SEO Site Audit

Audits Hero Image
Fixing your website and installing best practices is the easiest way for both new and current site owners to impress both search engines and users.

What is a Site Audit and what is involved?

A site audit involves reviewing every page on your website to see where the issues and errors are. The output from doing one is a list of things which need fixing, which when resolved should improve your standing with the major search engines.
Site crawling

Site crawling

To make more practical finding issues on your website, I use a combination of industry standard tooling and my own arsenal of scripts to review each and every page on your website. After having crawled your website, I can then aggregate the findings and provide reports for common SEO complaints or best practices.
Template reviews

Template reviews

As most modern websites now prefer using templates and components to more practically scale creating pages, I can support through working through each of your templates - highlighting what needs fixing and what can be improved for SEO.
Search Engine Tooling Review

Search Engine Tooling Review

Most modern search engines offer a set of tools which can be used to help identify and diagnose issues. This data is invaluable, as it speaks to what specifically the search engine has found and is saying is broken. I undergo a review of the relevant tooling to find and diagnose issues, creating tickets for your developers to resolve what needs fixing.
Common issues & Future-proofing

Common issues & Future-proofing

A well consolidated website should either remove or add ‘www.’, lower case mixed or upper cased URL paths, redirect to HTTPS and add or remove a trailing slash to the end – ideally in one 301 redirect. This best practice has been commonplace in SEO for years, but is not the default way of thinking for most engineering teams even in 2024. My common issues review captures a long list of problems which if solved will make your website more resilient and will further help to prevent further issues in the future.
Report & Tickets

Report & Tickets

After all of the above audits have taken place I create a report to outline my findings and to summarise what I think should be the key areas of focus. All of the found issues are turned into prioritised tickets, which include a description of the problem, a suggested solution, acceptance criteria and where necessary any supporting documentation or tooling to help your engineering and product teams.

How the Process Works

Step 1

Crawling your website

The first step is to crawl your website and to run several scripts on cohorts of pages to further test for issues. I have a purpose built platform for handling this and can work with your teams to make sure I do not disrupt the website.
Step 2

Auditing

The majority of the time allotted for the review is spent on auditing the domain, which involves testing and reviewing almost every line of code used to make your website for how it may or may not affect your SEO performance.
Step 3

Reporting & Presentation

I collate and organise all of my findings into a jargon free report/presentation, with tickets being created so that you can forward the work onto the appropriate teams after having reviewed.
Step 4

Consultation

Whilst my site audits are meant to be comprehensive and clear enough to be handed over to your engineer(s), it remains that sometimes teams still have questions or need help with brainstorming solutions. I include with all audits 2 free post audit calls and will discount any further consultancy required.

FAQ's

Do I need your help if I have a Product/Project manager?

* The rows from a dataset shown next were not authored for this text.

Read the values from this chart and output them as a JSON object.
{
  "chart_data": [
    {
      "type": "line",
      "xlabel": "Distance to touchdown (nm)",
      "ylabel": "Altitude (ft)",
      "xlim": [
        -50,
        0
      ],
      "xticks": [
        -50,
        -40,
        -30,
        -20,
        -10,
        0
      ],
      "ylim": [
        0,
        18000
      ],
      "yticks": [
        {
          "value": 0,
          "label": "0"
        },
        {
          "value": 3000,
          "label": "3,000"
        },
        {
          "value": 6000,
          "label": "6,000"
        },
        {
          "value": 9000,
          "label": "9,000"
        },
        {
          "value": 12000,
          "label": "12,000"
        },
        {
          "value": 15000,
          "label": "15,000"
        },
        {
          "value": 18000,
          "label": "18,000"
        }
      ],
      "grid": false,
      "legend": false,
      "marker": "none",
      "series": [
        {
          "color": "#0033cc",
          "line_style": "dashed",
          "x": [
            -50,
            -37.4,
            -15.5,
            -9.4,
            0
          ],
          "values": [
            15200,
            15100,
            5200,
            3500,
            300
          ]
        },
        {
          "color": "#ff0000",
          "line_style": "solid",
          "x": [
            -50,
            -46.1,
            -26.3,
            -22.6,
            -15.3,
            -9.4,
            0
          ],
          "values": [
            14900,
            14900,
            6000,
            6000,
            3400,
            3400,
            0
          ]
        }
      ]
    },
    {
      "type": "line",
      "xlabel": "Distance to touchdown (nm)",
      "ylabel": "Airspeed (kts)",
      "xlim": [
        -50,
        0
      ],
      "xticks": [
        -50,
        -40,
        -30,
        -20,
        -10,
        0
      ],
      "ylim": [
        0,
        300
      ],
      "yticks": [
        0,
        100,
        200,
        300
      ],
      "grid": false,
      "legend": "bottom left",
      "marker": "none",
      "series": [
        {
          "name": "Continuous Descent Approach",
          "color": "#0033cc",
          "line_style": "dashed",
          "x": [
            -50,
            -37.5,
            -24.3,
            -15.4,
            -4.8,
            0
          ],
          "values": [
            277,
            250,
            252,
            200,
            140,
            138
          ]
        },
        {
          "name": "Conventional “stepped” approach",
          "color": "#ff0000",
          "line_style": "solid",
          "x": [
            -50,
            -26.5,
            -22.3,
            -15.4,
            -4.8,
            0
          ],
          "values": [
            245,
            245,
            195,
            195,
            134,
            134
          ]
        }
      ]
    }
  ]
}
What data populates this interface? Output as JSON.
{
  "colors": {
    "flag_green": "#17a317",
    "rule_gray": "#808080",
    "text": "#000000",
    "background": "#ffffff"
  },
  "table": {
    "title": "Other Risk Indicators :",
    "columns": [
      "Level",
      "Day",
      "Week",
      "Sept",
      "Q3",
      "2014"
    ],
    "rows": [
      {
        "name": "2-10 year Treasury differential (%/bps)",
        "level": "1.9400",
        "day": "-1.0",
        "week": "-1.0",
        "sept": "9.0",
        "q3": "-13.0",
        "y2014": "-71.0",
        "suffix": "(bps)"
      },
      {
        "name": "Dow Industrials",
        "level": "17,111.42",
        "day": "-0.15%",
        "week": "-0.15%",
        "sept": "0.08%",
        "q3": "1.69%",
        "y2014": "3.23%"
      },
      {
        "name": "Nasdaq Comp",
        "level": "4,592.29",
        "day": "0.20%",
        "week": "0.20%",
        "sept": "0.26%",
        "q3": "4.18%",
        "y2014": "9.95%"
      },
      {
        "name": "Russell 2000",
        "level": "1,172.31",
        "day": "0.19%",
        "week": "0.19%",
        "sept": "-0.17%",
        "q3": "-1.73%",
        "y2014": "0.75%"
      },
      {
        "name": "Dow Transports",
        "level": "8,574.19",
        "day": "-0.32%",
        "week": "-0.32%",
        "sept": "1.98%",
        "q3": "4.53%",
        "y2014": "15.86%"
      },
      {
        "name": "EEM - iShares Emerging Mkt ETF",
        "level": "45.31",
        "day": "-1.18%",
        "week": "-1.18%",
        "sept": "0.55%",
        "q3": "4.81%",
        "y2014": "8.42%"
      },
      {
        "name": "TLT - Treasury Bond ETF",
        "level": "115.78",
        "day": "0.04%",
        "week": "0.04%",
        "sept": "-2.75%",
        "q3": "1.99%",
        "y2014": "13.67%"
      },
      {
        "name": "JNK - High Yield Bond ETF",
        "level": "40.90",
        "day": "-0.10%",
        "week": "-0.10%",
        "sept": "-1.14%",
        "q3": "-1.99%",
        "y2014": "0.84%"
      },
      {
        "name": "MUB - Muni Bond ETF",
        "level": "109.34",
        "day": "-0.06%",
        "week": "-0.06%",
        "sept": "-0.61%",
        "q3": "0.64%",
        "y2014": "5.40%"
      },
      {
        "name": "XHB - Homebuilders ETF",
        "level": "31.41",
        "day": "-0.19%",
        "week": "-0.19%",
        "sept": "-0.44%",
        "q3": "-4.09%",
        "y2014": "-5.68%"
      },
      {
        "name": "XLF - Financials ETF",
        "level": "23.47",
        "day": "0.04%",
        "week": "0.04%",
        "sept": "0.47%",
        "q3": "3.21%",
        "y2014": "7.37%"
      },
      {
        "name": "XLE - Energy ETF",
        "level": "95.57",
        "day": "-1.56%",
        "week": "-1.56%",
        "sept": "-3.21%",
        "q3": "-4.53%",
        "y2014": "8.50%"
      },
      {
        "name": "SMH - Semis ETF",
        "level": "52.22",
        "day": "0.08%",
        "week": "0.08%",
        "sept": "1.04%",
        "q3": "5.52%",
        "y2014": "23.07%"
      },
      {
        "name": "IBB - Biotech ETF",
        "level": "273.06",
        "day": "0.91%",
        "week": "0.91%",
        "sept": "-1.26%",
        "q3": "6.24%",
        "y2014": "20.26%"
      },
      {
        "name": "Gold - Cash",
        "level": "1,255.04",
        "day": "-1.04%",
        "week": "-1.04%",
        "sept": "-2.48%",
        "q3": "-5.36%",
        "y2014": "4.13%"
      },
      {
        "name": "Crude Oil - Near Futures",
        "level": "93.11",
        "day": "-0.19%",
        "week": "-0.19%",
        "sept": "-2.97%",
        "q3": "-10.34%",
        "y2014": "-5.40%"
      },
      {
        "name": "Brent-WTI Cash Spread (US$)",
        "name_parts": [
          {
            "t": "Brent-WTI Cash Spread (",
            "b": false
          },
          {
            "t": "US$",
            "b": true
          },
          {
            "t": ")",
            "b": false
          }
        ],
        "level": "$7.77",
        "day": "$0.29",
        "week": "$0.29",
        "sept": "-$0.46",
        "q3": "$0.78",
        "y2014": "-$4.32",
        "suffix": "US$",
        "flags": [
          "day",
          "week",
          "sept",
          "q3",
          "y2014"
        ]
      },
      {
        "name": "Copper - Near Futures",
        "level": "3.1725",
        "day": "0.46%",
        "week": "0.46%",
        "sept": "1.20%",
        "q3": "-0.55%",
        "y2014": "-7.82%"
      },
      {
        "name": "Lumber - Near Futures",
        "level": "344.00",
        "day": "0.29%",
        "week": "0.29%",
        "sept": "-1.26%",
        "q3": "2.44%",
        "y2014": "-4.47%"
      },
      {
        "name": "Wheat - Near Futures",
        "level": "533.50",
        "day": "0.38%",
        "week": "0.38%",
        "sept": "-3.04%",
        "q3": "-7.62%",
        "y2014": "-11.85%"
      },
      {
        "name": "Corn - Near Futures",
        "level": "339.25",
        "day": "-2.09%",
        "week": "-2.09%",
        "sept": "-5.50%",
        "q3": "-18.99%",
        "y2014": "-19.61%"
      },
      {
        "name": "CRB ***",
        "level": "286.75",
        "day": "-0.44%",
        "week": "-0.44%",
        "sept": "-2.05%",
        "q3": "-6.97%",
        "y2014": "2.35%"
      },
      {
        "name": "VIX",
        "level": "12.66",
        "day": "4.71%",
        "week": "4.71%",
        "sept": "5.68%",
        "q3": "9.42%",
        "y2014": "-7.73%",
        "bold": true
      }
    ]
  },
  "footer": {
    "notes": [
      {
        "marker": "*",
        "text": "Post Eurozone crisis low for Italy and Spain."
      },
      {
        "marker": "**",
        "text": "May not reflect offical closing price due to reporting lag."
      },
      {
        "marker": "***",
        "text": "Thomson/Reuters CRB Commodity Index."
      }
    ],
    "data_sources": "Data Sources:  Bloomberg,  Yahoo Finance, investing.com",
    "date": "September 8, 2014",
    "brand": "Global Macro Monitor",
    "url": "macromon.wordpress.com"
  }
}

I read this as a question of whether a generalist can do the job of a specialist.

Whilst a lot of things in SEO are arguably just being neat and in-keeping with commonplace best practices, it remains that considering how obvious and common these consideratiozs are they do not really create any sort of advantage in the market.

Anticipating what are going to be the most impactful of the more mature tactics is where an expert comes into play, allowing you to leverage their skills, experiences and training to avoid waste and get straight to the stuff that works.

Can I not focus on SEO after the site is live?

Technically speaking of course you can. The issue with this train of thought is the waste.

By not building it right the first time you waste time on the first iteration, potentially re-building or throwing away code and resources.

By sending live a site which is not optimised you waste creating a positive impression with search engines whilst the site is new. Depending on the issue, this can take quite a long time to unpick/solve (Google [Discovered – Currently Not Indexed]).

Lastly, by making your engineers work on code which they then throw away it wastes their enthusiasm for the project. Nobody wants to throw away something they spent a lot of time working on, least of all engineers that are motivated to do good work.

Should I have everything off the root or in directories?

This is admittedly a bit of a tangent but it comes up a lot! The short answer is both can work but it’s typically easier to work with your site when organised into directories. Spending 3 days tagging pages is not fun, and as you add more you need the team to remember to do it. Conversely, putting a page about puppies in the /dogs/ folder is obvious and doesn’t require any additional work.